Będzie kontrola NIK w ARiMR

Agencja Restrukturyzacji i Modernizacji Rolnictwa nie jest przygotowana do wypłaty pieniędzy dla rolników - przyznaje jej szef po naszym wczorajszym tekście. Sprawę ma zbadać NIK

O zagrożeniu wypłat dla rolników i bałaganie, jaki panuje w Agencji Restrukturyzacji i Modernizacji Rolnictwa, "Gazeta" donosiła kilkakrotnie. Wczoraj napisaliśmy, że sytuacja jest tak zła, że minister rolnictwa rozważa wprowadzenie w ARiMR zarządu komisarycznego.

I wczoraj prezes Dariusz Wojtasik przyznał na konferencji prasowej, że ARiMR przeżywa kryzys. Agencja nie ma bowiem systemu informatycznego niezbędnego do wypłaty pieniędzy z programu rozwoju obszarów wiejskich (PROW) na lata 2007-13 - aż 17 mld euro! Program ma już ponad roczne opóźnienie.

- Nie chcemy mówić, że jest tragicznie, ale jest duże zagrożenie w wypłatach pieniędzy dla rolników - powiedział Wojtasik.

Zagrożenie nie dotyczy dopłat bezpośrednich, natomiast wszelkich nowych rodzajów dopłat przewidzianych na lata 2007-08. Nie można więc wypłacać rolnikom pieniędzy na modernizację gospodarstw, mimo iż wnioski złożyli jeszcze w listopadzie zeszłego roku. Do tej pory leżą one na biurkach urzędników (nabór wniosków ogłosiła jeszcze poprzednia, PiS-owska ekipa w ARiMR) i nie wiadomo, kiedy program informatyczny do ich obsługi zostanie wdrożony.

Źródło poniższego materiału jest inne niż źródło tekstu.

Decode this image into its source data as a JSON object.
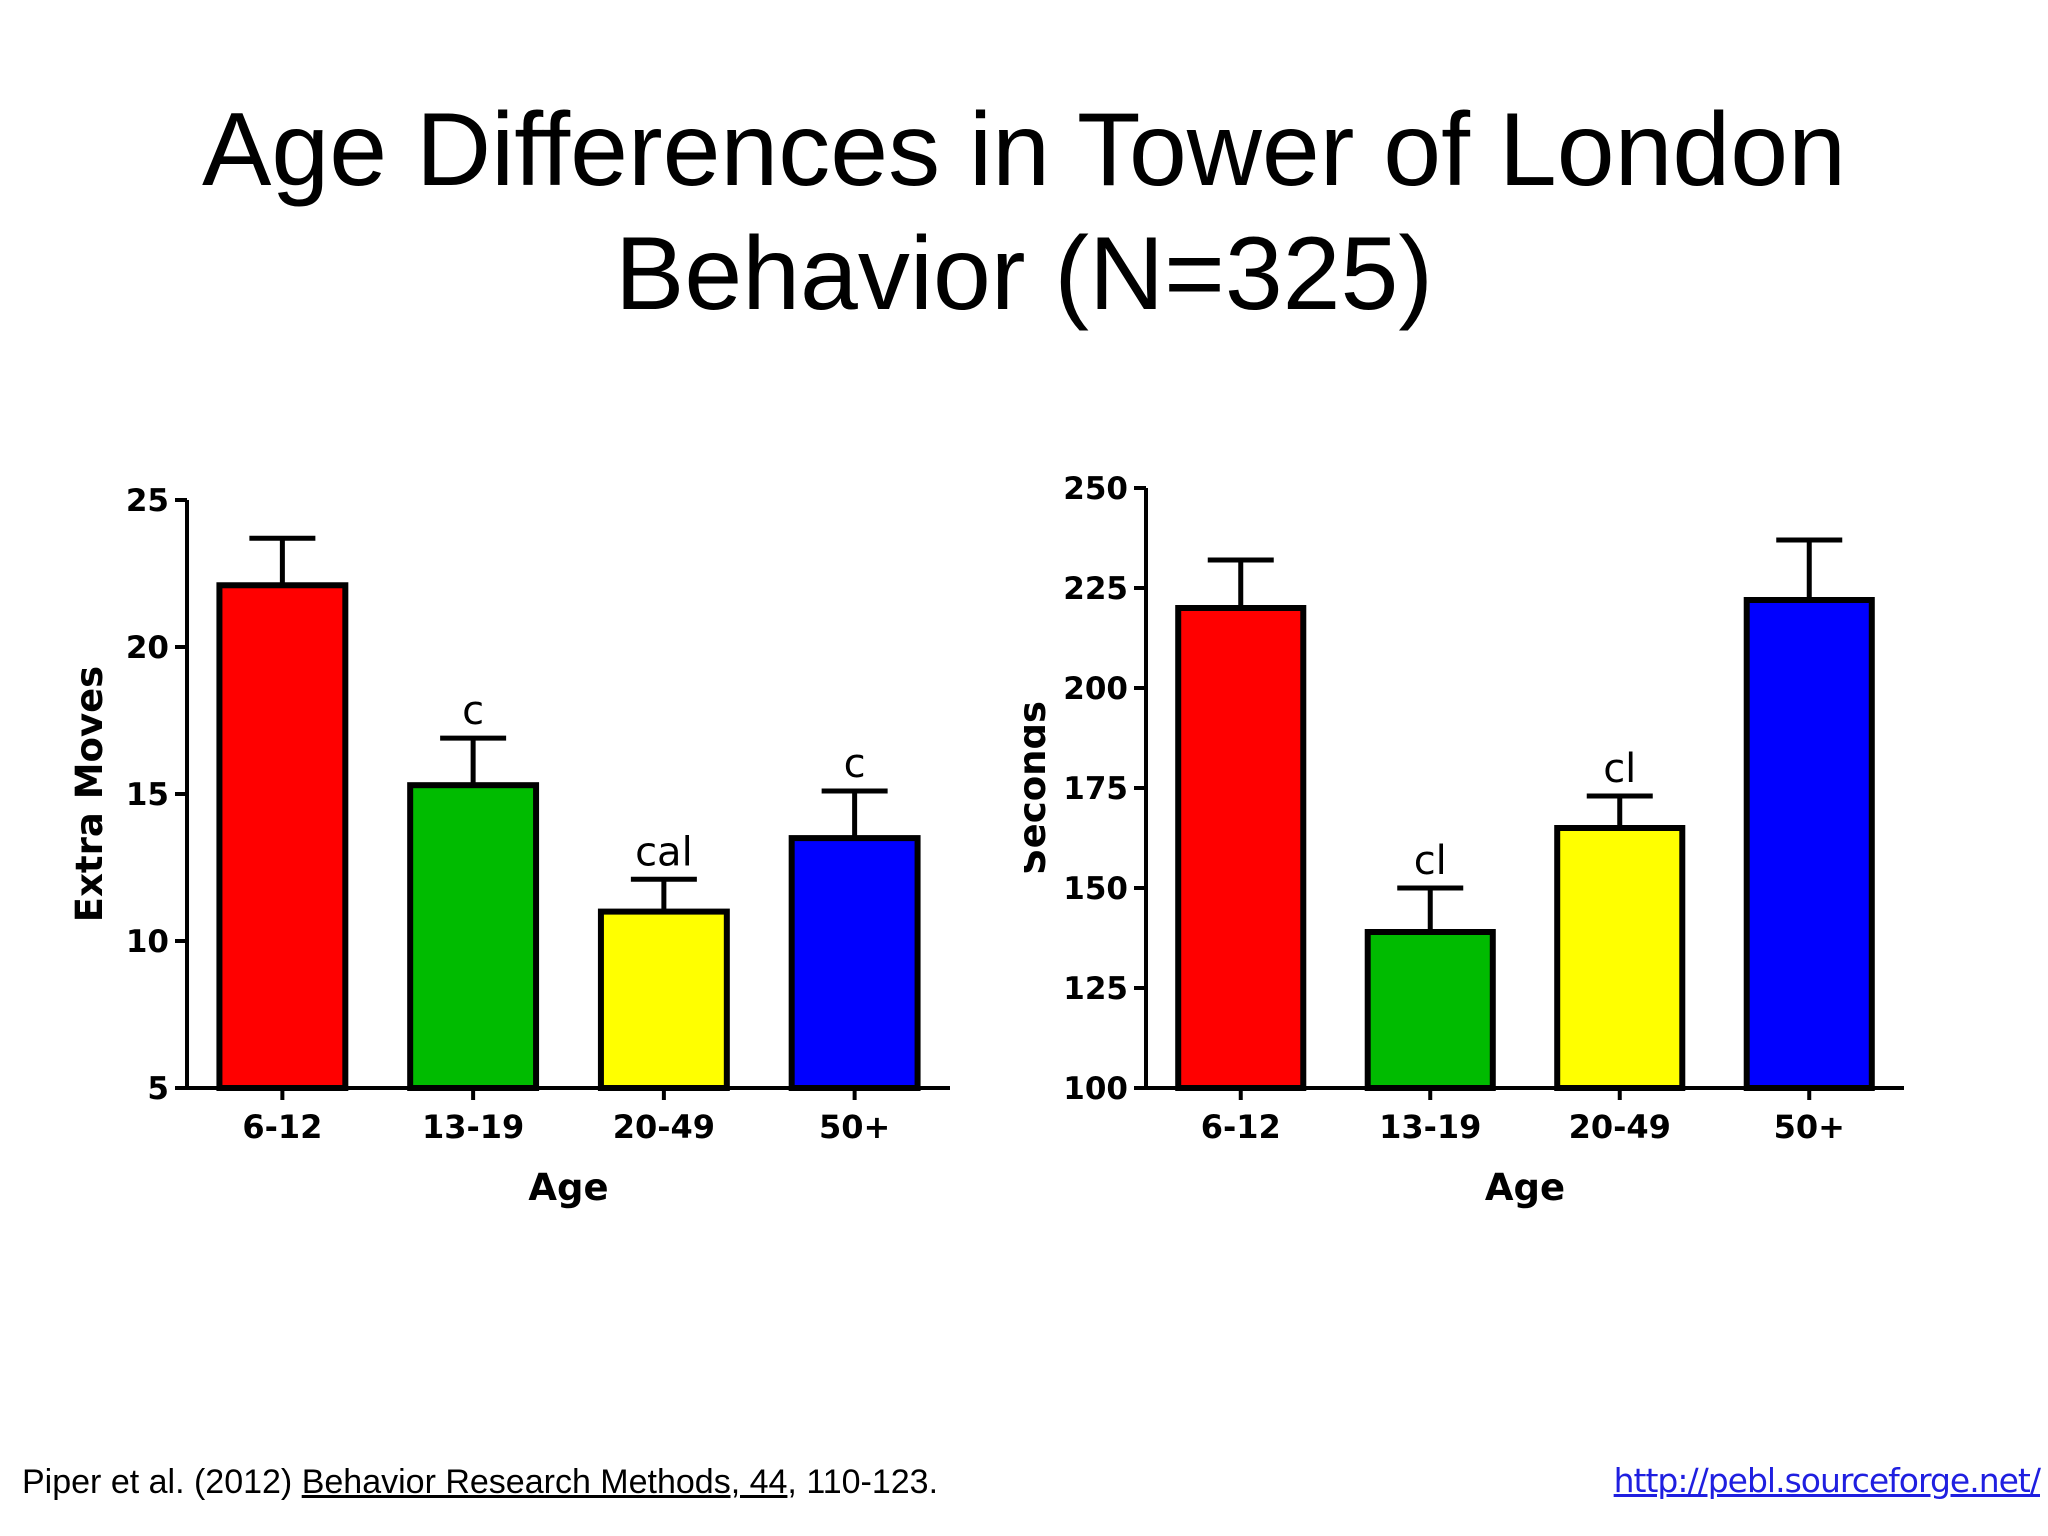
{
  "slide": {
    "title_line1": "Age Differences in Tower of London",
    "title_line2": "Behavior (N=325)"
  },
  "footer": {
    "citation_prefix": "Piper et al. (2012) ",
    "citation_journal": "Behavior Research Methods, 44",
    "citation_suffix": ", 110-123.",
    "link": "http://pebl.sourceforge.net/"
  },
  "chart_data": [
    {
      "type": "bar",
      "categories": [
        "6-12",
        "13-19",
        "20-49",
        "50+"
      ],
      "values": [
        22.1,
        15.3,
        11.0,
        13.5
      ],
      "error_upper": [
        23.7,
        16.9,
        12.1,
        15.1
      ],
      "annotations": [
        "",
        "c",
        "cal",
        "c"
      ],
      "colors": [
        "#ff0000",
        "#00bb00",
        "#ffff00",
        "#0000ff"
      ],
      "xlabel": "Age",
      "ylabel": "Extra Moves",
      "ylim": [
        5,
        25
      ],
      "yticks": [
        5,
        10,
        15,
        20,
        25
      ],
      "grid": false
    },
    {
      "type": "bar",
      "categories": [
        "6-12",
        "13-19",
        "20-49",
        "50+"
      ],
      "values": [
        220,
        139,
        165,
        222
      ],
      "error_upper": [
        232,
        150,
        173,
        237
      ],
      "annotations": [
        "",
        "cl",
        "cl",
        ""
      ],
      "colors": [
        "#ff0000",
        "#00bb00",
        "#ffff00",
        "#0000ff"
      ],
      "xlabel": "Age",
      "ylabel": "Seconds",
      "ylim": [
        100,
        250
      ],
      "yticks": [
        100,
        125,
        150,
        175,
        200,
        225,
        250
      ],
      "grid": false
    }
  ]
}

Nadal nie wiadomo, kiedy ruszy program ułatwiający start młodym rolnikom, którzy mogą otrzymać po 50 tys. zł po przejęciu gospodarstwa np. od rodziców (tzw. Młody Rolnik). Program miał być uruchomiony w roku ubiegłym, nie został. Teraz trwa walka z czasem, by część pieniędzy nie przepadła. Bo choć niewykorzystane fundusze na PROW można przesuwać na następne lata, to nie da się tego robić bez końca. Rozliczać się z Brukselą za rok 2007 możemy tylko do końca 2009 r., za rok 2008 do końca 2010 itd. A młodzi rolnicy mają jeszcze mniej czasu, w ciągu 18 miesięcy od daty przejęcia gospodarstwa muszą podpisać umowy z Agencją. Dlatego ci, którzy przejęli gospodarstwa w styczniu zeszłego roku, mogą czekać tylko do końca maja tego roku.

Wojtasik (który jest prezesem ARiMR od 23 stycznia) podkreślił, że w ciągu ostatnich dwóch lat kierownictwo Agencji nie zaplanowało i nie zawarło żadnych umów na rozbudowę systemu informatycznego. A brak tego systemu oznaczą, że ARiMR nie może uzyskać akredytacji Komisji Europejskiej, nie może przyjmować wniosków i wypłacać pieniędzy rolnikom. Dlatego premier ma zwrócić się do NIK o zbadanie, dlaczego poprzednia ekipa nie zbudowała systemu informatycznego.

Z naszych informacji wynika, że jeszcze w ubiegłym tygodniu szefowie Agencji próbowali przekonać firmę audytorską KPMG do udzielenia akredytacji na ręczna obsługę wniosków. Tej zgody jednak nie dostali.